Hope and Change
Posted at 3:33pm on Jun. 14, 2008 That's Not the Barack I Knew
Fighting Fire with Guns
By absentee
Senator Obama has one more prominent figure in his life about whom he's sure to claim "he's not the man I knew" ... Senator Barack Obama.
If you have not yet heard Senator Obama's calls to transform politics; if you haven't yet heard his claims of post-partisanship, his plans to bring us together ... well you don't, then, have a television or the internet. Likely, therefore, that you are not reading this, so stuff off.
For the rest of us, the relentless feel-goodery from the HopeChangeiac has been so total that I believe I have actually developed a rash which, in the right light, looks like it spells hope in flowers.
However, like Senator Obama's friends, coworkers, religious figures, and family members, that unity message has been thrown under the bus. Senator Obama's many bus escapades are surely contributing a near un-offsettable carbon footprint.
Addressing the possibility of Republican attacks against him to a crowd in the City of Brotherly Love yesterday, Senator Obama said "they bring a knife to the fight, we bring a gun." My, I feel so transformed. I guess that's what you call post-post-partisan.

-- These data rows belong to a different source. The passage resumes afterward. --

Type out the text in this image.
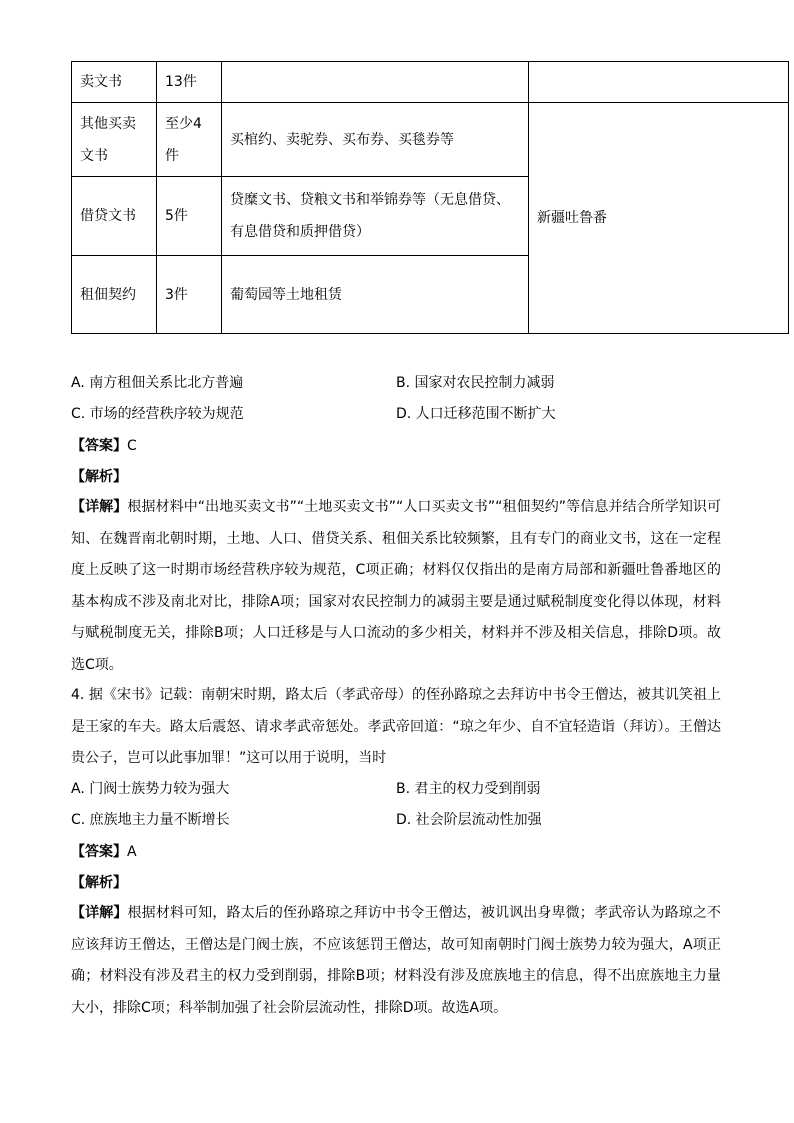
卖文书	13件		
其他买卖文书	至少4件	买棺约、卖驼券、买布券、买毯券等	新疆吐鲁番
借贷文书	5件	贷糜文书、贷粮文书和举锦券等（无息借贷、有息借贷和质押借贷）	
租佃契约	3件	葡萄园等土地租赁	
A. 南方租佃关系比北方普遍	B. 国家对农民控制力减弱
C. 市场的经营秩序较为规范	D. 人口迁移范围不断扩大
【答案】C
【解析】
【详解】根据材料中“出地买卖文书”“土地买卖文书”“人口买卖文书”“租佃契约”等信息并结合所学知识可知、在魏晋南北朝时期，土地、人口、借贷关系、租佃关系比较频繁，且有专门的商业文书，这在一定程度上反映了这一时期市场经营秩序较为规范，C项正确；材料仅仅指出的是南方局部和新疆吐鲁番地区的基本构成不涉及南北对比，排除A项；国家对农民控制力的减弱主要是通过赋税制度变化得以体现，材料与赋税制度无关，排除B项；人口迁移是与人口流动的多少相关，材料并不涉及相关信息，排除D项。故选C项。
4. 据《宋书》记载：南朝宋时期，路太后（孝武帝母）的侄孙路琼之去拜访中书令王僧达，被其讥笑祖上是王家的车夫。路太后震怒、请求孝武帝惩处。孝武帝回道：“琼之年少、自不宜轻造诣（拜访）。王僧达贵公子，岂可以此事加罪！”这可以用于说明，当时
A. 门阀士族势力较为强大	B. 君主的权力受到削弱
C. 庶族地主力量不断增长	D. 社会阶层流动性加强
【答案】A
【解析】
【详解】根据材料可知，路太后的侄孙路琼之拜访中书令王僧达，被讥讽出身卑微；孝武帝认为路琼之不应该拜访王僧达，王僧达是门阀士族，不应该惩罚王僧达，故可知南朝时门阀士族势力较为强大，A项正确；材料没有涉及君主的权力受到削弱，排除B项；材料没有涉及庶族地主的信息，得不出庶族地主力量大小，排除C项；科举制加强了社会阶层流动性，排除D项。故选A项。
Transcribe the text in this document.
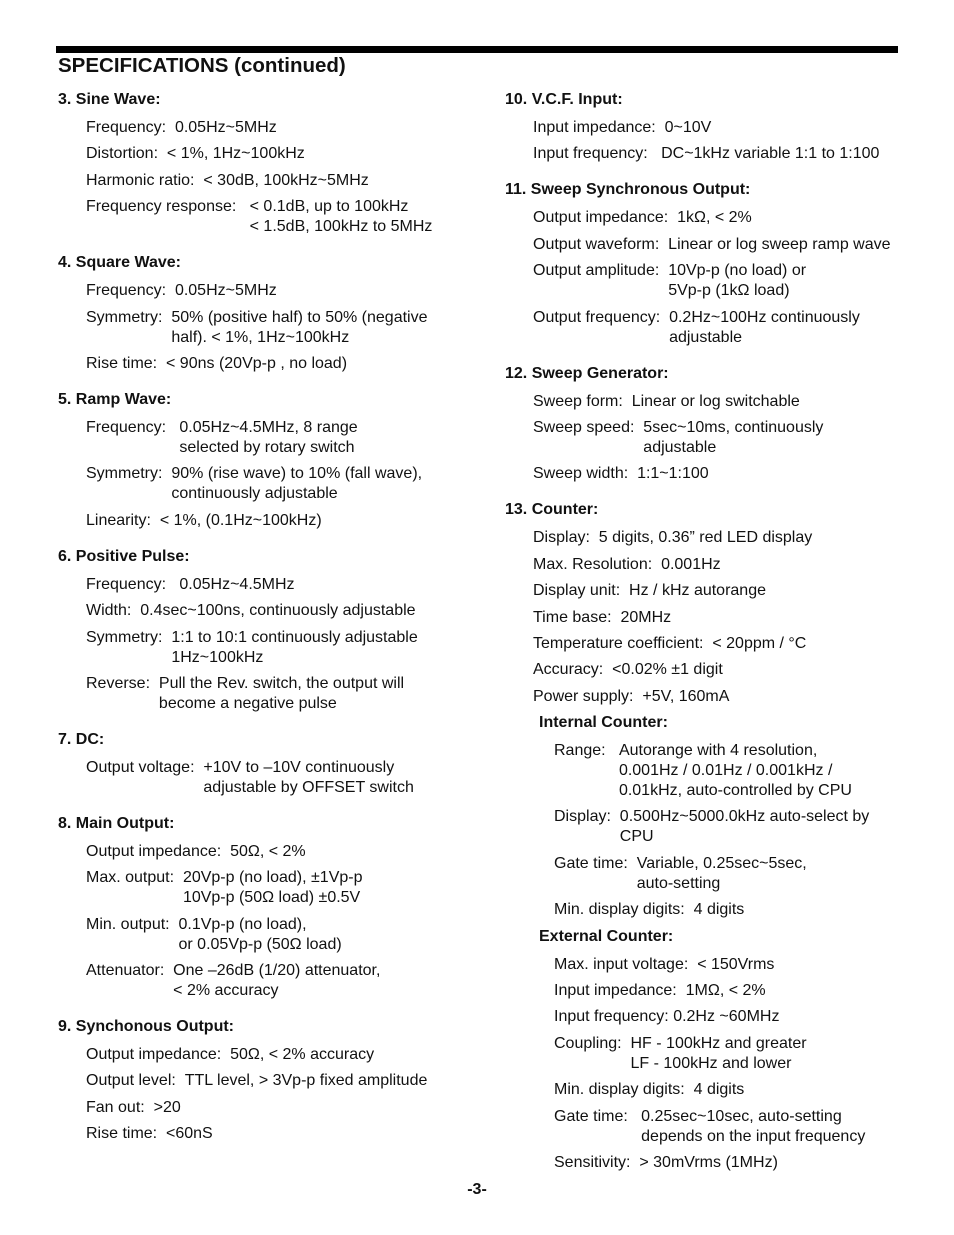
SPECIFICATIONS (continued)
3. Sine Wave:
Frequency: 0.05Hz~5MHz
Distortion: < 1%, 1Hz~100kHz
Harmonic ratio: < 30dB, 100kHz~5MHz
Frequency response: < 0.1dB, up to 100kHz
< 1.5dB, 100kHz to 5MHz
4. Square Wave:
Frequency: 0.05Hz~5MHz
Symmetry: 50% (positive half) to 50% (negative
half). < 1%, 1Hz~100kHz
Rise time: < 90ns (20Vp-p , no load)
5. Ramp Wave:
Frequency: 0.05Hz~4.5MHz, 8 range
selected by rotary switch
Symmetry: 90% (rise wave) to 10% (fall wave),
continuously adjustable
Linearity: < 1%, (0.1Hz~100kHz)
6. Positive Pulse:
Frequency: 0.05Hz~4.5MHz
Width: 0.4sec~100ns, continuously adjustable
Symmetry: 1:1 to 10:1 continuously adjustable
1Hz~100kHz
Reverse: Pull the Rev. switch, the output will
become a negative pulse
7. DC:
Output voltage: +10V to –10V continuously
adjustable by OFFSET switch
8. Main Output:
Output impedance: 50Ω, < 2%
Max. output: 20Vp-p (no load), ±1Vp-p
10Vp-p (50Ω load) ±0.5V
Min. output: 0.1Vp-p (no load),
or 0.05Vp-p (50Ω load)
Attenuator: One –26dB (1/20) attenuator,
< 2% accuracy
9. Synchonous Output:
Output impedance: 50Ω, < 2% accuracy
Output level: TTL level, > 3Vp-p fixed amplitude
Fan out: >20
Rise time: <60nS
10. V.C.F. Input:
Input impedance: 0~10V
Input frequency: DC~1kHz variable 1:1 to 1:100
11. Sweep Synchronous Output:
Output impedance: 1kΩ, < 2%
Output waveform: Linear or log sweep ramp wave
Output amplitude: 10Vp-p (no load) or
5Vp-p (1kΩ load)
Output frequency: 0.2Hz~100Hz continuously
adjustable
12. Sweep Generator:
Sweep form: Linear or log switchable
Sweep speed: 5sec~10ms, continuously
adjustable
Sweep width: 1:1~1:100
13. Counter:
Display: 5 digits, 0.36” red LED display
Max. Resolution: 0.001Hz
Display unit: Hz / kHz autorange
Time base: 20MHz
Temperature coefficient: < 20ppm / °C
Accuracy: <0.02% ±1 digit
Power supply: +5V, 160mA
Internal Counter:
Range: Autorange with 4 resolution,
0.001Hz / 0.01Hz / 0.001kHz /
0.01kHz, auto-controlled by CPU
Display: 0.500Hz~5000.0kHz auto-select by
CPU
Gate time: Variable, 0.25sec~5sec,
auto-setting
Min. display digits: 4 digits
External Counter:
Max. input voltage: < 150Vrms
Input impedance: 1MΩ, < 2%
Input frequency: 0.2Hz ~60MHz
Coupling: HF - 100kHz and greater
LF - 100kHz and lower
Min. display digits: 4 digits
Gate time: 0.25sec~10sec, auto-setting
depends on the input frequency
Sensitivity: > 30mVrms (1MHz)
-3-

The Barack that Barack used to know had a different message:
"I chose to run ... because I believed that Americans of every political stripe were hungry for a new kind of politics, a politics that focused not just on how to win but why we should, a politics that focused on those values and ideals that we held in common as Americans... "
Ahh, memories.
Of course, the rhetoric has long been undermined by deeds, as the campaign has used distortion and age-mongering against Senator McCain for months.
Still, it's amusing that one of the "guns" Senator Obama has drawn is his "Fight the Smears" website, (presumably the product of his crack cybernauts) which is prominently headed with a quote from Senator Obama: "What you won't hear from this campaign or this party is the kind of politics that uses religion as a wedge, and patriotism as a bludgeon -- that sees our opponents not as competitors to challenge, but enemies to demonize. Because we may call ourselves Democrats and Republicans, but we are Americans first. We are always Americans first."
We are always Americans first. At least, the we that he used to know.